Data Analysis and Visualization on AWS

 · 4 mins read

Introduction

In the analytics and visualization you use your collected, processed, and transformed data to create actionable insights. We need to understand which analysis and visualization methods and tools to use based on your audience’s expectations for access and the insight they expect to gain from your visualizations.

Table of Contents

This Page is divided into following parts:

  1. Operational characteristics of an analysis and visualization solution
  2. Select the appropriate data analysis solution for a given scenario
  3. Select the appropriate data visualization solution for a given scenario

1. Operational Characteristics Of An Analysis And Visualization Solution

Here we will understand the analysis and visualization components of a data analyitcs solution and which AWS servies implement these concepts

Purpose Built Analytics Services

Choose the correct approach and tool for your analytics problem. Know the AWS purpose bilt analytics services:

  • Athena
  • Elasticsearch
  • EMR
  • DynamoDB
  • Kinesis Family (Data Streams, Firehose, Analytics, Video Streams)
  • Redshift (Spectrum)
  • MSK (Managed Streaming for Apache Kafka)
  • QuickSight
  • Also know where to use
    • S3
    • EC2
    • Glue
    • Lambda

Visualization Methods

Understand refresh schedule, delivery method, and access method based on a scenario. We use data from heterogeneous data sources in visualization solution.

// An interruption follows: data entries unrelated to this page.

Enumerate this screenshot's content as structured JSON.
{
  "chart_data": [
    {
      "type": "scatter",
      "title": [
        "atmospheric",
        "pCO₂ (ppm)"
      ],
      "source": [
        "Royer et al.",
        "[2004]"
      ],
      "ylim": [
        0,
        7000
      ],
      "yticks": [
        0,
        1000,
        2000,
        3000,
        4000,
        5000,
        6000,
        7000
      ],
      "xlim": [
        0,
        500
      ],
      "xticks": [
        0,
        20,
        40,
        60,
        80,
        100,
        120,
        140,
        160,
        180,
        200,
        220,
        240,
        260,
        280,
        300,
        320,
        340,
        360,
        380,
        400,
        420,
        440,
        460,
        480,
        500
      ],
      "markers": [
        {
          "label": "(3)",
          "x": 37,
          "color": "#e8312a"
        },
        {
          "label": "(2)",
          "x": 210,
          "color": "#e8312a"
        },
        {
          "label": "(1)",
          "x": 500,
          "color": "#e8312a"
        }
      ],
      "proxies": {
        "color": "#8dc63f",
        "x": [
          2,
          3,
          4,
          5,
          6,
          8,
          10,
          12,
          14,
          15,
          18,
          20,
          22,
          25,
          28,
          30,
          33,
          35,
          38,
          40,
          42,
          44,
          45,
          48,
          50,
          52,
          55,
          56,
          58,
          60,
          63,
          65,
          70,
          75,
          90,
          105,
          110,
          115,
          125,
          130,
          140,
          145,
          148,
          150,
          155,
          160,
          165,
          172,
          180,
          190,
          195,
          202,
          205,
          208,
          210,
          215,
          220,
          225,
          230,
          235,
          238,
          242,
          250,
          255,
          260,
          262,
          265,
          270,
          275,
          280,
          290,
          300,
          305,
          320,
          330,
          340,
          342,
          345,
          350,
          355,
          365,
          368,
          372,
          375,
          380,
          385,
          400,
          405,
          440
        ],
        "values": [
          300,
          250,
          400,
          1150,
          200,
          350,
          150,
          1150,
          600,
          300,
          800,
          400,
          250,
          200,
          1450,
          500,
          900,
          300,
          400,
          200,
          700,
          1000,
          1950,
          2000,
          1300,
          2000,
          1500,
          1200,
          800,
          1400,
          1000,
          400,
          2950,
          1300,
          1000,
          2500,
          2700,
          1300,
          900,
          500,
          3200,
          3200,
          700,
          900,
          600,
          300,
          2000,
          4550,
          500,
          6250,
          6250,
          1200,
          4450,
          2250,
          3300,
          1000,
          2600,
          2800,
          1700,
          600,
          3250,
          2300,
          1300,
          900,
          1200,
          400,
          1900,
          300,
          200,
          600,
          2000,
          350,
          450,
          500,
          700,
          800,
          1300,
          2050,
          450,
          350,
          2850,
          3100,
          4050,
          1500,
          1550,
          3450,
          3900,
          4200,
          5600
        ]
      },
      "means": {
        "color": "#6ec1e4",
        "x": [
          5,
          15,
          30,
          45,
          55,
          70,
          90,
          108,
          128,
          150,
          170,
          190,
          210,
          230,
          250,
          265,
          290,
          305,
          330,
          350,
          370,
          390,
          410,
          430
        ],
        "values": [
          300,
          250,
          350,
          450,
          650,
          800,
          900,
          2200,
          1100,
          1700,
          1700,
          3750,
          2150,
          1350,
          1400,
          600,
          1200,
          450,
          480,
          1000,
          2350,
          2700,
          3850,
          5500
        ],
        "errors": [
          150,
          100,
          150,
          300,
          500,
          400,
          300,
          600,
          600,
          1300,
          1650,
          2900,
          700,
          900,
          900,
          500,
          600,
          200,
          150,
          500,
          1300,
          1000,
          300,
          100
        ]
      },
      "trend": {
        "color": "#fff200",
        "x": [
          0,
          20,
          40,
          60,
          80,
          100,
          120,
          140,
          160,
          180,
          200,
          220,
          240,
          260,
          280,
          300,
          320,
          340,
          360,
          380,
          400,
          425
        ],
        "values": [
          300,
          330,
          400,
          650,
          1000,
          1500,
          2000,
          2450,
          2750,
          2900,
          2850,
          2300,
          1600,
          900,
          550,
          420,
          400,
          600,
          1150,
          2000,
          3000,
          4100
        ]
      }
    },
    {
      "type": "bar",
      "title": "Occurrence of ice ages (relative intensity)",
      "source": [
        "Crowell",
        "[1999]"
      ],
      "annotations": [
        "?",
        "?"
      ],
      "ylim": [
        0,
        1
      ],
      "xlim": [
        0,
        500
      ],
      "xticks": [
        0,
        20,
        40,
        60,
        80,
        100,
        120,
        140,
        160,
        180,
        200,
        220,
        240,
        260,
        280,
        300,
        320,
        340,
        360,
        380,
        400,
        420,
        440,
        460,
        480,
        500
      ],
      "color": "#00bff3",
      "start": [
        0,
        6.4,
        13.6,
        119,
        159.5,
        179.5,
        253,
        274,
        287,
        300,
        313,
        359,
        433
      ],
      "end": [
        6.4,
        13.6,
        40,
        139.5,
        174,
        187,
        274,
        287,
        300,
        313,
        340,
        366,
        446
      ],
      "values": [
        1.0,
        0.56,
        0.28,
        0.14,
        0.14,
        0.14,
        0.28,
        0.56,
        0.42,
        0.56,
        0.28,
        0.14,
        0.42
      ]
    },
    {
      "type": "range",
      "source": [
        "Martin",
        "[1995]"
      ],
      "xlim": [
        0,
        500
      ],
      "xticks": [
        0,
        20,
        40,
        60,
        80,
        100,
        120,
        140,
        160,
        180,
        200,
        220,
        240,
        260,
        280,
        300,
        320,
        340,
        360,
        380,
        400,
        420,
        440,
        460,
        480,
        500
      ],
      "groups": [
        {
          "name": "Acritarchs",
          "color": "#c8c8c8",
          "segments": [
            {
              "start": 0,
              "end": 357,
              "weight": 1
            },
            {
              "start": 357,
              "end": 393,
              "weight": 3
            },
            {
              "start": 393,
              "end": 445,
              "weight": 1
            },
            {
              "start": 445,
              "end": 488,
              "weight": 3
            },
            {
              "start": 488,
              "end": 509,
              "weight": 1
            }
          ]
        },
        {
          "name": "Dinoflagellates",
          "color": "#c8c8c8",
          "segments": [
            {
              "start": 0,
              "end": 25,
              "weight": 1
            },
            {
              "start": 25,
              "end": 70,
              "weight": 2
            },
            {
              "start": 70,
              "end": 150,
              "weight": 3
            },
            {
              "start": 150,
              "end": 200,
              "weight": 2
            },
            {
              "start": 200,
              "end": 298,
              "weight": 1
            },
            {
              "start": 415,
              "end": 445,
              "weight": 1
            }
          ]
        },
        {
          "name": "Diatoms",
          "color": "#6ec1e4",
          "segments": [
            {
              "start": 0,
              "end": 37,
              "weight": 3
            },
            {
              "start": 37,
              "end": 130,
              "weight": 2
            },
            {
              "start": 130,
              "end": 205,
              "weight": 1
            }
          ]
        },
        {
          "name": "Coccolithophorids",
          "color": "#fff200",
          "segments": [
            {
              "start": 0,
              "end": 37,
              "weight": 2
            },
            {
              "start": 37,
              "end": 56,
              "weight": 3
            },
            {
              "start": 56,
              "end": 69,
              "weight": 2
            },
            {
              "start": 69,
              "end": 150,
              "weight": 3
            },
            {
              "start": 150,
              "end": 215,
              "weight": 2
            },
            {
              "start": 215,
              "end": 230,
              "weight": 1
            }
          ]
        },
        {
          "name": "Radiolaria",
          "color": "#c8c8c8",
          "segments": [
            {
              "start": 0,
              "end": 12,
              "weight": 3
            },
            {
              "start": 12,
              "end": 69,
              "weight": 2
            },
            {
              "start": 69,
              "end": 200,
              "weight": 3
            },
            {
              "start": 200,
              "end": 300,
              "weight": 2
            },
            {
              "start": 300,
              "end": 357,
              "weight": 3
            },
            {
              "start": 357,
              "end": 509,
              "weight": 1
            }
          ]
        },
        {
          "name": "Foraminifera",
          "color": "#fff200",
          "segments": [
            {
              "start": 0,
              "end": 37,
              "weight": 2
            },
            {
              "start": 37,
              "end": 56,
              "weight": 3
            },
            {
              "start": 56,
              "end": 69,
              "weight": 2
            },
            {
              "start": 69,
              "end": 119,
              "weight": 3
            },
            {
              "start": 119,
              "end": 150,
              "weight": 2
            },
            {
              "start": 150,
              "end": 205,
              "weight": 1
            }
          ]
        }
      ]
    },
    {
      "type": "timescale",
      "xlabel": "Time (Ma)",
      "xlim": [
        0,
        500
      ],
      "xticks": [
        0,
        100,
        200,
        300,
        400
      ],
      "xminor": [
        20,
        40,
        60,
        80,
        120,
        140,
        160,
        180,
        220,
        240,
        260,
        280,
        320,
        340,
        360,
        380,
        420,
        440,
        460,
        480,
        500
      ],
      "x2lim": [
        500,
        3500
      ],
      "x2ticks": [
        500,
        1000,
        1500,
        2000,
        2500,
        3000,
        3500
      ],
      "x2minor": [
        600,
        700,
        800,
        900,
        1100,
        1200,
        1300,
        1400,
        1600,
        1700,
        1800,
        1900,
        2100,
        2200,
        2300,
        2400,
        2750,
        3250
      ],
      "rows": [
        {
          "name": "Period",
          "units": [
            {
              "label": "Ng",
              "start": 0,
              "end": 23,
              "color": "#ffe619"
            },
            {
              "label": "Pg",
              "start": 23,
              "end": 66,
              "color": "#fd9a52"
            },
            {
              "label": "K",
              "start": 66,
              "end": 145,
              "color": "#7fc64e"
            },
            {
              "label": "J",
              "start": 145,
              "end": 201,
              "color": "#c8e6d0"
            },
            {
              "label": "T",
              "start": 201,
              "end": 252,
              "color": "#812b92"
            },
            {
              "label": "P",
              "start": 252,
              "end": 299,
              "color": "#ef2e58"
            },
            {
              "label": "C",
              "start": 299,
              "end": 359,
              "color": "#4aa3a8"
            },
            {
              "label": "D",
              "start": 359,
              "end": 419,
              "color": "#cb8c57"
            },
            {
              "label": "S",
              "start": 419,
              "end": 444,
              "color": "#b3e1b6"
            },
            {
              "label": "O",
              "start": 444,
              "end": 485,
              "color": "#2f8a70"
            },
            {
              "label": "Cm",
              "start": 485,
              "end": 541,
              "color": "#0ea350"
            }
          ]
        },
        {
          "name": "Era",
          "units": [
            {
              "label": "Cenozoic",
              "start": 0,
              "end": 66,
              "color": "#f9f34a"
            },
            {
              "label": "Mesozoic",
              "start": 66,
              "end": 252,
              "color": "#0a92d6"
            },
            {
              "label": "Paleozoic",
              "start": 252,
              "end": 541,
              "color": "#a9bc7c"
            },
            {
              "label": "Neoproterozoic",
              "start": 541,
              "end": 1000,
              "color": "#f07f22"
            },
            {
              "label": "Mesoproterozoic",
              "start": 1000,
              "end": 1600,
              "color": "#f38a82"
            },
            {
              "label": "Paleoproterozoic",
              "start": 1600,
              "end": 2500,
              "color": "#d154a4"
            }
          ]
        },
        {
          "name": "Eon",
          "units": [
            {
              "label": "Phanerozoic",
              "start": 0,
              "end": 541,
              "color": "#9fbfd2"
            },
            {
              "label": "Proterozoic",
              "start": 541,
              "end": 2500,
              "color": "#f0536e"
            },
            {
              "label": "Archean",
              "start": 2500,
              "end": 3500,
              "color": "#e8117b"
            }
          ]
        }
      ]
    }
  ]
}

Refresh Schedule - Real-time Scenarios

Scenarios that question the appropriate refresh schedule based on data freshness requirement Real-time scenarios, typically using Elasticsearch and Kibana

  • Refresh_Interval in Elasticsearch domain updates the domain indices; determines query freshness
  • Default is every second - expensive, make sure the shards are evenly distributed.
    • Formula: Number of shards for index = number of shards per node * number of data nodes
  • Balance refresh rate cost with decision making needs

Refresh Schedule - Interactive Scenarios

Real-time scenarios, typically ad-hoc exploration using QuickSight Refresh SPICE data

  • Refresh a data set on a schedule, or you can refresh your data by refreshing the page in an analysis or dashboard
  • Use the CreateIngestion API operation to refresh data

Data set based on a direct query and not stored in SPICE, refresh data by opening the data set

Refresh Schedule - EMR Notebooks

Using EMR Notebooks to query and visualize data. Data refreshed every time the notebook is run

  • Expensive proces, balance refresh rate cost with decision making needs

Kibana Visualizations

Visualization Tool

  • Open-source data visualization and exploration tool used for log and time-series analytics, application monitoring, and operational intelligence use cases. Especially where searching is the main need.
  • Tight integration with Elasticsearch
  • Charts and reports to interactively navigate through large amounts of log data
  • Pre-built aggregations and filters
  • Dashboards and reports to share

Kibana Configuration

  • To visualize and explore data in Kibana, you must first create index patterns
  • Index patterns point Kibana to the Elasticsearch indexes containing the data to explore
  • Explore data with Kibana’s data discovery functions
  • Kibana visualizations are based on Amazon Elasticsearch queries

Appropriate Analytics Service

Analytics

  • Interactive analytics
    • Service: Athena
  • Big data processing
    • Service: EMR
  • Data warehousing
    • Service: Redshift
  • Real-time analytics
    • Service: Kinesis
  • Operational analyitcs
    • Service: Elasticsearch
  • Dashboards and visualizations
    • Service: QuickSight

Data movement

  • Real-time data movement
    • Service: MSK, Kinesis Family, Glue

Data Lake

  • Object Storage
    • Service: S3, Lake Formation
  • Backup and archive
    • Service: S3 Glacier, AWS Backup
  • Data catalog
    • Service: Glue, Lake Formation
  • Third-part data
    • Service: AWS Data Exchange

Predictive analytics and machine learning

  • Frameworks and interfaces
    • Service: AWS Deep Learning AMIs
  • Platform services
    • SageMaker

Use Case - Data Warehousing

Use Case - Big Data Processing

Use Case - Real Time Analytics with MSK and Kinesis

Use Case - Operational Analytics

2. Select The Appropriate Data Analysis Solution For A Given Scenario

Here we will understand which analysis solution for given scenario is the best.

  • We select the appropriate type of analyis
  • We select best solution for a scenario
    • Analysis method
    • Analysis tools
    • Analysis technology

3. Select The Appropriate Data Visualization Solution For A Given Scenario

Here we will understand visualization solution characteristcs and AWS services and options for visualization.

  • Presentation type
  • Refresh schedule
  • Delivery method
  • Access method

Moreover we will understand aggregating data from different types of data sources into your visualization solution.